Throughout the region, CLF is fighting to keep landfills from expanding, incinerators from operating, and new facilities from being built. In 2021, we helped stop one of Massachusetts’ most dangerous landfills – the Wheelabrator Saugus Ash Landfill – from expanding. That same year, we helped Rhode Island pass a bill that protects communities from the known risks of burning medical waste with dangerous high-heat technologies.
While these wins are huge steps forward, there’s a lot more work to be done to fully phase out our polluting trash systems.
What’s at Stake
Household trash is often ignored once the garbage truck pulls away from the curb. But we cannot afford to ignore its harm to our communities, environment, and climate. These impacts are felt most acutely by the environmental justice communities that host more than their fair share of New England’s landfills and waste incinerators. Landfills in places like Southbridge, Massachusetts, have contaminated the water that residents use to drink, cook, and bathe their children. And incinerators in areas like Hartford, Connecticut, poison the air that community members breathe.
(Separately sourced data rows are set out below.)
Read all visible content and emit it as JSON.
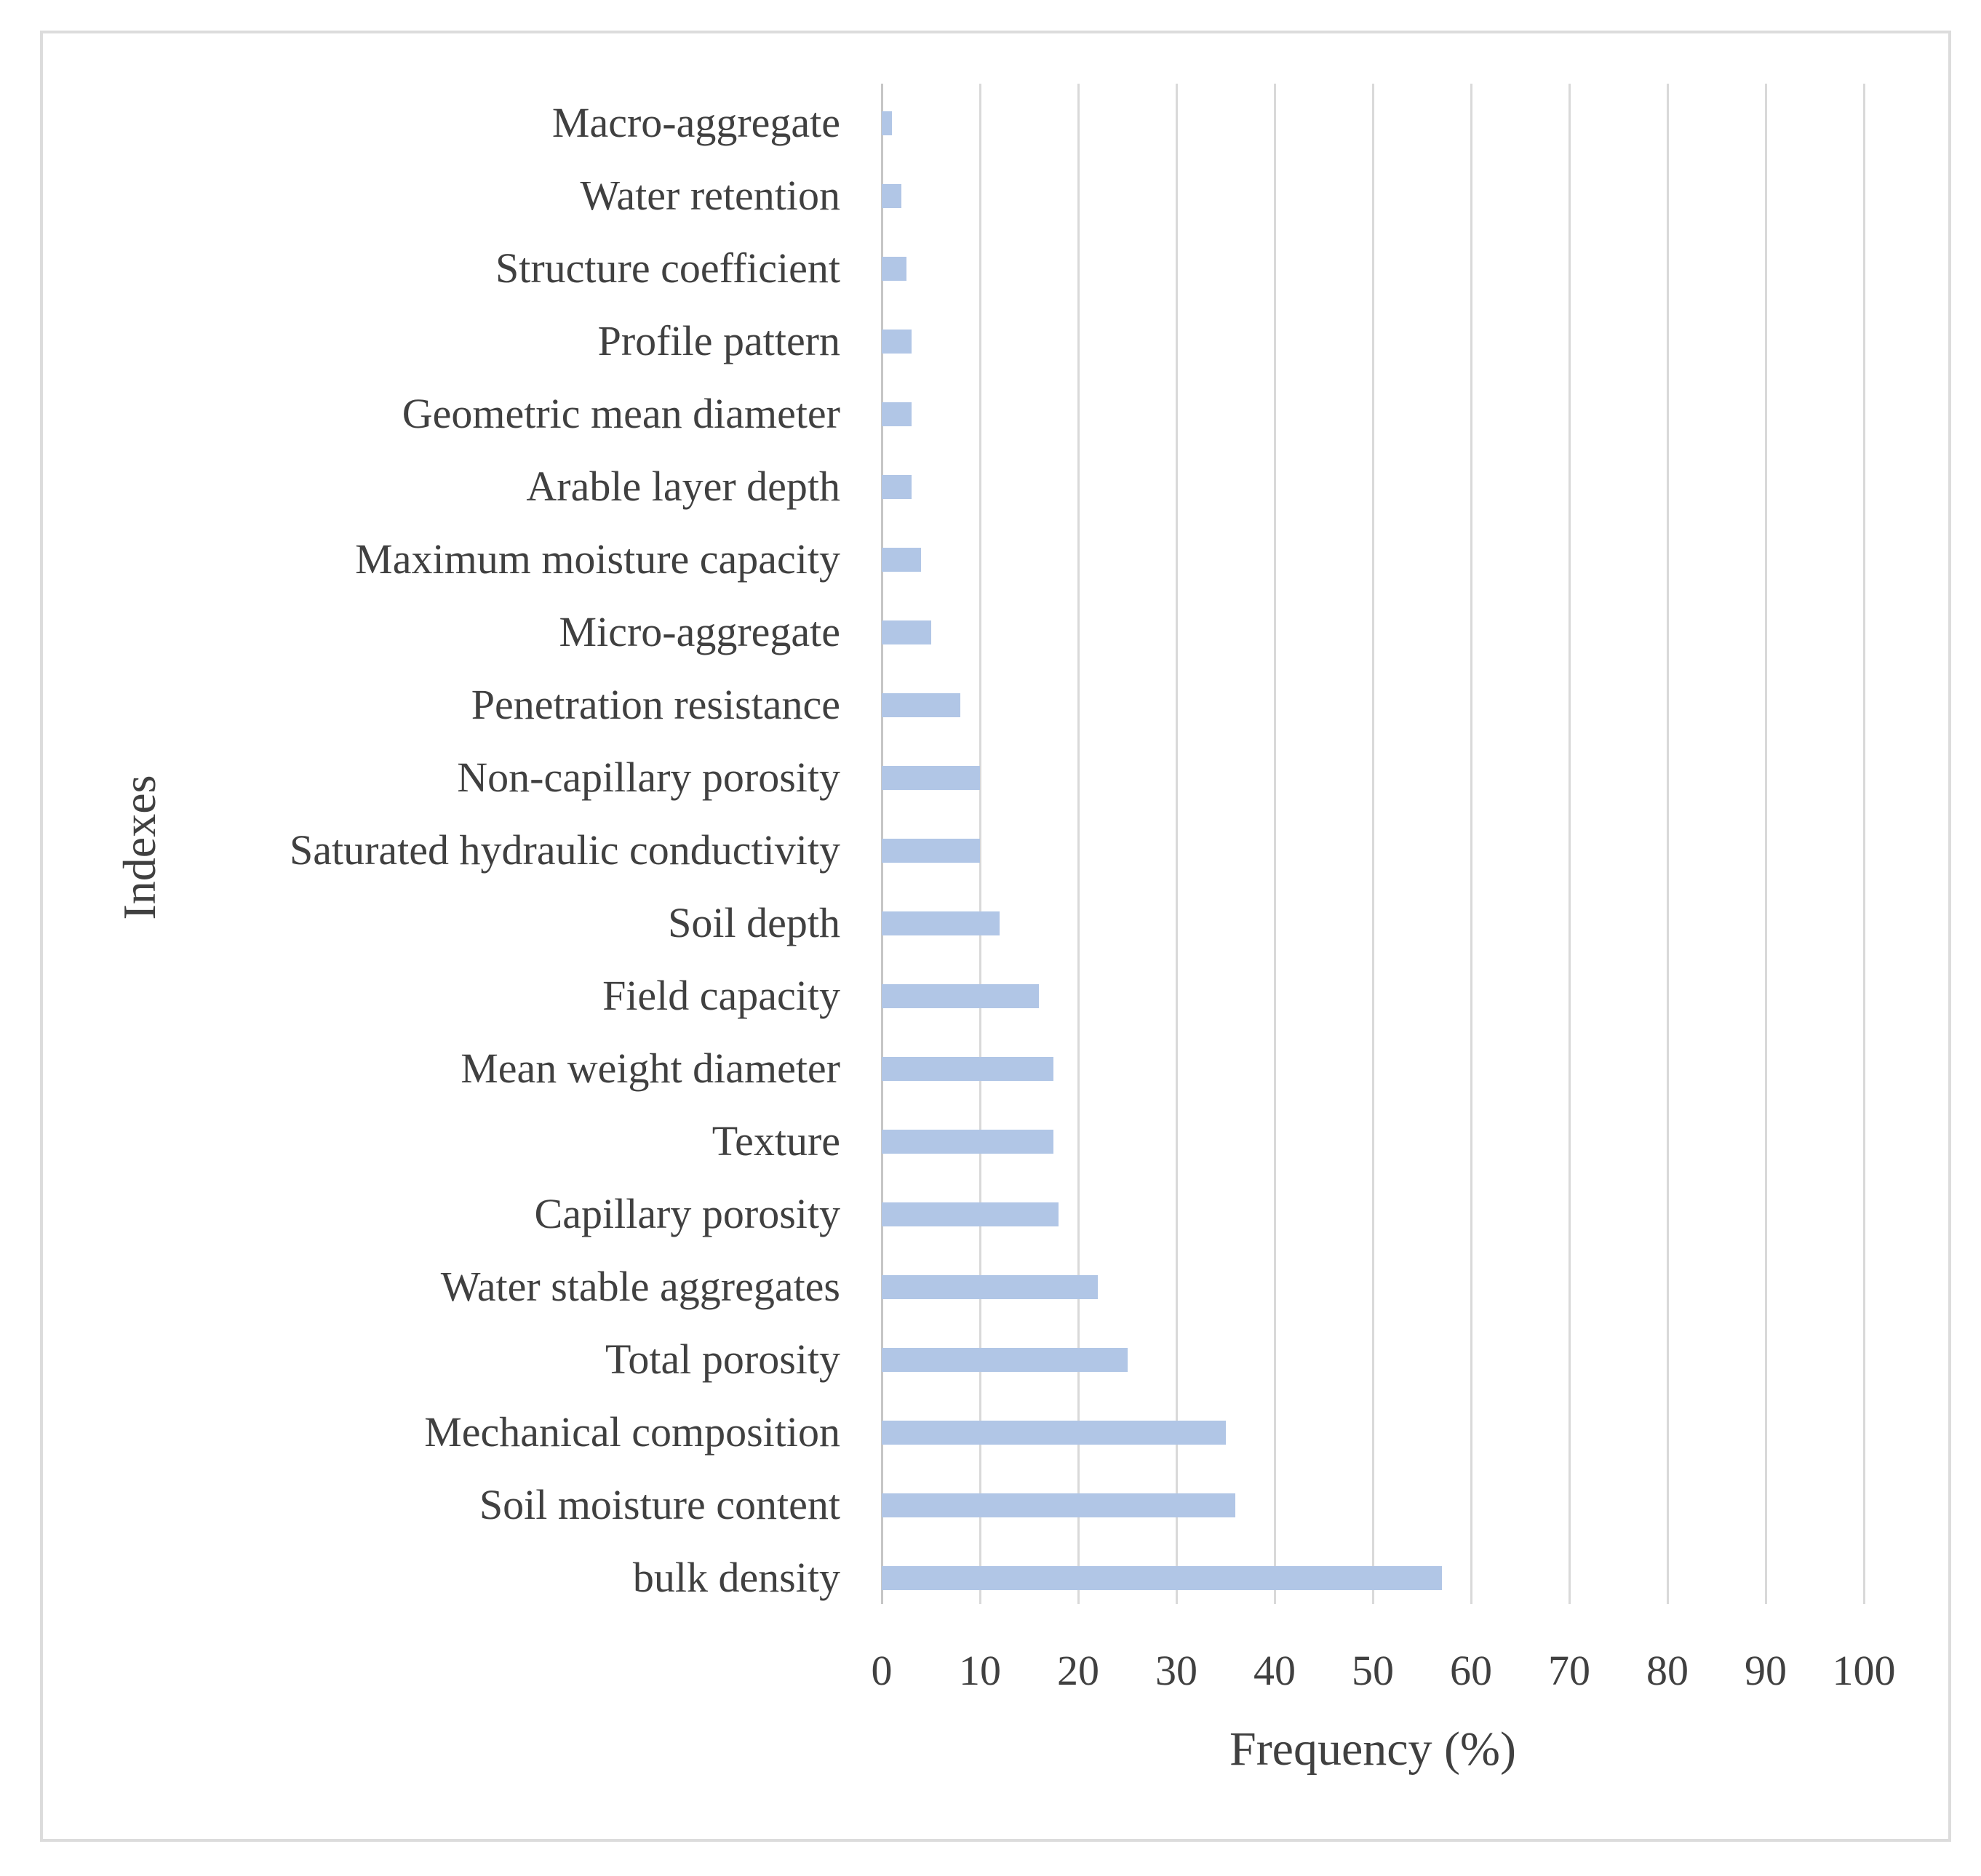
{
  "figure": {
    "border_color": "#dcdcdc",
    "background": "#ffffff"
  },
  "chart_data": {
    "type": "bar",
    "orientation": "horizontal",
    "title": "",
    "xlabel": "Frequency (%)",
    "ylabel": "Indexes",
    "xlim": [
      0,
      100
    ],
    "x_ticks": [
      "0",
      "10",
      "20",
      "30",
      "40",
      "50",
      "60",
      "70",
      "80",
      "90",
      "100"
    ],
    "grid": "vertical",
    "legend": "none",
    "bar_color": "#b1c6e6",
    "gridline_color": "#d9d9d9",
    "text_color": "#404040",
    "categories": [
      "Macro-aggregate",
      "Water retention",
      "Structure coefficient",
      "Profile pattern",
      "Geometric mean diameter",
      "Arable layer depth",
      "Maximum moisture capacity",
      "Micro-aggregate",
      "Penetration resistance",
      "Non-capillary porosity",
      "Saturated hydraulic conductivity",
      "Soil depth",
      "Field capacity",
      "Mean weight diameter",
      "Texture",
      "Capillary porosity",
      "Water stable aggregates",
      "Total porosity",
      "Mechanical composition",
      "Soil moisture content",
      "bulk density"
    ],
    "values": [
      1,
      2,
      2.5,
      3,
      3,
      3,
      4,
      5,
      8,
      10,
      10,
      12,
      16,
      17.5,
      17.5,
      18,
      22,
      25,
      35,
      36,
      57
    ]
  }
}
Landfills and waste incinerators are dangerous and unsustainable. Plus, both release harmful, climate-damaging emissions that worsen the climate crisis. But we have solutions. Communities like Nantucket have shown us that creative programs can dramatically decrease the amount of waste we send to these facilities. Innovative solutions have the potential to provide health, environmental, and economic benefits. By reusing more materials, we can minimize the need for virgin materials, decrease our energy consumption, reduce climate-damaging emissions, and help create new green industries and jobs.